Oracle and Nvidia There were more losses seen on the listing, down nearly 6% and about 2% respectively. With questions about the state of the AI trade, the two are expected to fall for the third consecutive day. After some recent deals, market actions seem to reflect concerns about the cycle relationship between record valuations and potential risks in the AI industry.
During Wednesday's lockdown, Oracle led the latest bull market, more than 10% from its recent high. Thursday's decline was driven in part by a sell rating released by Rothschild Redburn in a new report, which predicted a 40% pullback as “market-to-market estimates are overestimated” Oracle's recent AI deals will boost the company's core cloud business.
Increased returns on sales of technology stocks have led to some risk reduction for investors.
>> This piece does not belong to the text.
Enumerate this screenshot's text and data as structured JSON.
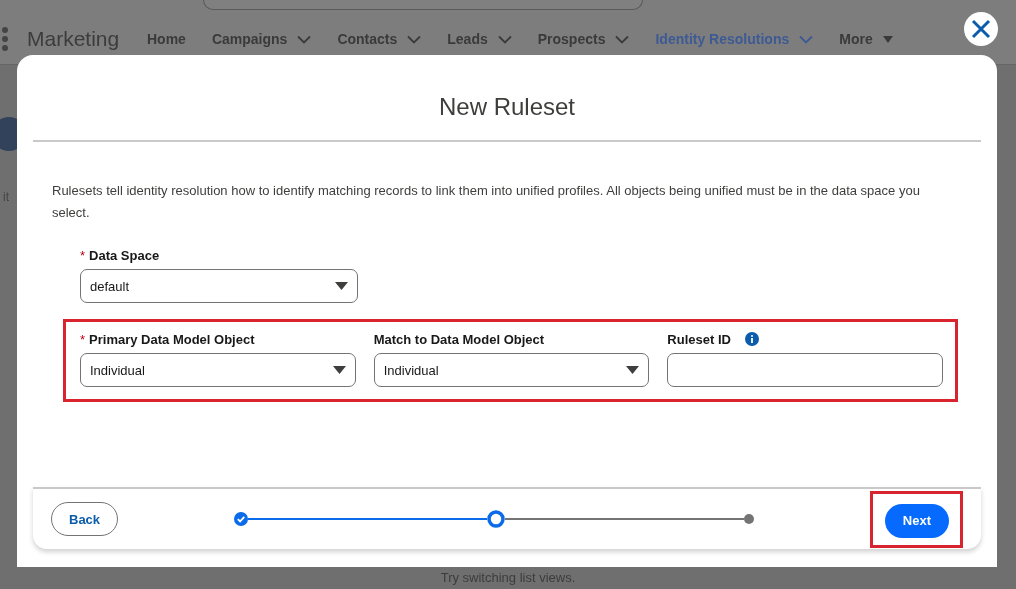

After the initial claims data for unemployment insurance, the fiscal yield over 10 years is close to 4.19%.
The Labor Department said Thursday that the first unemployment benefits were offered for the week ending September 20 at 218,000. That's below the 235,000 estimates surveyed by Dow Jones of economists, 14,000 fewer initial unemployment claims revised during the previous period, which also alleviated the brief peak of the previous week.
Stable jobs figures and a strong increase in GDP in the second quarter, from 3.3% to 3.8%, could mean the Fed is hesitant before lowering rates again, undermining the Bulls’ key catalyst.
Investors are also cautious before the price index of personal consumption expenditure expires on Friday and are monitoring progress in the government closure. NBC News said if the government shuts down, it could mean a large-scale shooting by the federal government, as the Office of Management and Budget said in a memorandum that agencies should prepare a “reduce force” plan.